Pais superprotetores tendem a antecipar problemas, evitar desconfortos e tomar decisões pelos filhos. Com isso, ainda que de forma involuntária, transmitem a ideia de que o adolescente não é capaz de lidar com os próprios desafios. Ao longo do tempo, isso pode gerar insegurança, baixa autoestima e dificuldade para tomar decisões, além de aumentar a ansiedade diante de situações novas ou desafiadoras.
A ausência de experiências de frustração também compromete o desenvolvimento emocional. Errar, enfrentar dificuldades e lidar com consequências são partes essenciais do amadurecimento. Quando o adolescente não vivencia esses processos, pode apresentar baixa tolerância à frustração e dificuldade para resolver problemas de forma independente.
Além disso, a superproteção pode limitar vivências sociais importantes, prejudicando habilidades como comunicação, resolução de conflitos e adaptação.
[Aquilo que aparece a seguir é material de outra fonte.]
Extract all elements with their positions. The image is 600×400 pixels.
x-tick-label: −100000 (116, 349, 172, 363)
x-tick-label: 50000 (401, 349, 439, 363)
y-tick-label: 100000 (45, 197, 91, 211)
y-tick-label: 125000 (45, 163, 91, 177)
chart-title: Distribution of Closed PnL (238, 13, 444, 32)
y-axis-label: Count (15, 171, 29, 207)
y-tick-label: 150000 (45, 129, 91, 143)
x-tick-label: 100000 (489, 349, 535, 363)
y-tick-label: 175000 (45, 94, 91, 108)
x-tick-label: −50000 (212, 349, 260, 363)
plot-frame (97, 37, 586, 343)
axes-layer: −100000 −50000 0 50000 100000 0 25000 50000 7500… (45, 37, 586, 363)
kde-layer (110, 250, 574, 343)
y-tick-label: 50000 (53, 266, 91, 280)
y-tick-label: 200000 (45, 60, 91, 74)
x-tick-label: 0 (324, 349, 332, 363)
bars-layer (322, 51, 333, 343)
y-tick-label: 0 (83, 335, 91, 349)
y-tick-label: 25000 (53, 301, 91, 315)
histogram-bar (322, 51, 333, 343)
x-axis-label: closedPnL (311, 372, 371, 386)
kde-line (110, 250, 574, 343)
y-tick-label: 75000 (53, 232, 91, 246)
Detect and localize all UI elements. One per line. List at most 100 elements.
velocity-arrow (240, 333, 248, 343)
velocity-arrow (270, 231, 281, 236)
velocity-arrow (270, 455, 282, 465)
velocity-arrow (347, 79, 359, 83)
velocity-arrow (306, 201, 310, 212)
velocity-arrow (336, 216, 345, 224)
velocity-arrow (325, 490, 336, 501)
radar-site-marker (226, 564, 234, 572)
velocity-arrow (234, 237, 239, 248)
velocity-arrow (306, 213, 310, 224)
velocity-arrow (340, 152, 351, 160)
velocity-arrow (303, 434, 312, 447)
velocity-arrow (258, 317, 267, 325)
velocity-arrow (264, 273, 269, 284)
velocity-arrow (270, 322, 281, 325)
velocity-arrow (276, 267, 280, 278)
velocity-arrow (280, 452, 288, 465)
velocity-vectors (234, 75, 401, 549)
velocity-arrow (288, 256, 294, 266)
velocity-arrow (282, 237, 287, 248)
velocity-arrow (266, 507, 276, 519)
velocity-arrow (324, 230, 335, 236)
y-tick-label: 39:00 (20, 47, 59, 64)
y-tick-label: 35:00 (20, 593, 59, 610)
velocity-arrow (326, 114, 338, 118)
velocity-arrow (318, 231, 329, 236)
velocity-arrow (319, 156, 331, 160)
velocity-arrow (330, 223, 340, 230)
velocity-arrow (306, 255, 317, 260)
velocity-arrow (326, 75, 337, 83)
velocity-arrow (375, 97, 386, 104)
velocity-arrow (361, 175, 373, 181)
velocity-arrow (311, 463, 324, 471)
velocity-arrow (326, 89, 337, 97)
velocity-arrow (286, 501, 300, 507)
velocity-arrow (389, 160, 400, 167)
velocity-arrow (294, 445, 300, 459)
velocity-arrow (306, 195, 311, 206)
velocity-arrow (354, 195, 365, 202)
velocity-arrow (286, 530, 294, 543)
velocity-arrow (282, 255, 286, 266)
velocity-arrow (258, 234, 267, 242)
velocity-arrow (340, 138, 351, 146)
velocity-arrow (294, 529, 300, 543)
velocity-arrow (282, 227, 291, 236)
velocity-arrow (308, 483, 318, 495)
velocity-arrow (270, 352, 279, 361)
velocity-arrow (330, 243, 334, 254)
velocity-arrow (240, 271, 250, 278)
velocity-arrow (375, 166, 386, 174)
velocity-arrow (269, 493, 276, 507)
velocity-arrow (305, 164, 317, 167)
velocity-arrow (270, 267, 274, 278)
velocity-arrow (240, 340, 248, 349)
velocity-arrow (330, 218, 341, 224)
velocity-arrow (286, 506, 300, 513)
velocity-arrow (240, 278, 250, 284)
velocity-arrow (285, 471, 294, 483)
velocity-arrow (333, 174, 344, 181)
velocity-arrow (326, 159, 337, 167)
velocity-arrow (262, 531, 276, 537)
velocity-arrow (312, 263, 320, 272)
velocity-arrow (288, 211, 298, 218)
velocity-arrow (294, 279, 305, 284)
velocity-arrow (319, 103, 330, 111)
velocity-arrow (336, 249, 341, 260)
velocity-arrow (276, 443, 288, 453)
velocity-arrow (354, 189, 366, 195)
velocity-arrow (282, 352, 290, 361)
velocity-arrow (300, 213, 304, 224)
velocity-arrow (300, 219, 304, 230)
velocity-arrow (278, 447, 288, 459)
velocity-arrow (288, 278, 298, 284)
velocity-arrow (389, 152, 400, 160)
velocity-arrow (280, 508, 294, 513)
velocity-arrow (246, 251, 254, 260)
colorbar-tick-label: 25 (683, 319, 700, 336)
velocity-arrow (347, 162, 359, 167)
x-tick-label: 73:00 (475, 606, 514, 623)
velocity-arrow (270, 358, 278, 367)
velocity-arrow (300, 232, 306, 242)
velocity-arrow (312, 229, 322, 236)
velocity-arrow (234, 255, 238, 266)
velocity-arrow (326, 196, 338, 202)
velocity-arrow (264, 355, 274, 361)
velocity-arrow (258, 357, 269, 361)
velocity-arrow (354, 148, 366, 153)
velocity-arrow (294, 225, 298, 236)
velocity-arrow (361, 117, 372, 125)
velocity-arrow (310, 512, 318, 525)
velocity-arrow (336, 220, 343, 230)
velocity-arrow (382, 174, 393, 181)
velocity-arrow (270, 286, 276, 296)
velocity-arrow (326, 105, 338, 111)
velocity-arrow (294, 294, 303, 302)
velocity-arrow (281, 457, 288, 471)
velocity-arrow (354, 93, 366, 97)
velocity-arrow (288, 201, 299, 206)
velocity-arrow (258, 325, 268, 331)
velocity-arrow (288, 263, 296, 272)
Isso impacta não apenas a adolescência, mas também a vida adulta.
Proteger é necessário, mas preparar para a vida é essencial. Encontrar o equilíbrio entre cuidado e autonomia é um dos maiores desafios da parentalidade. Permitir que o adolescente enfrente desafios, com apoio e orientação, é o que favorece o desenvolvimento de segurança, responsabilidade e confiança em si mesmo.
Como diz em Provérbios 22:6:
“Ensina a criança no caminho em que deve andar, e ainda quando for velho não se desviará dele.”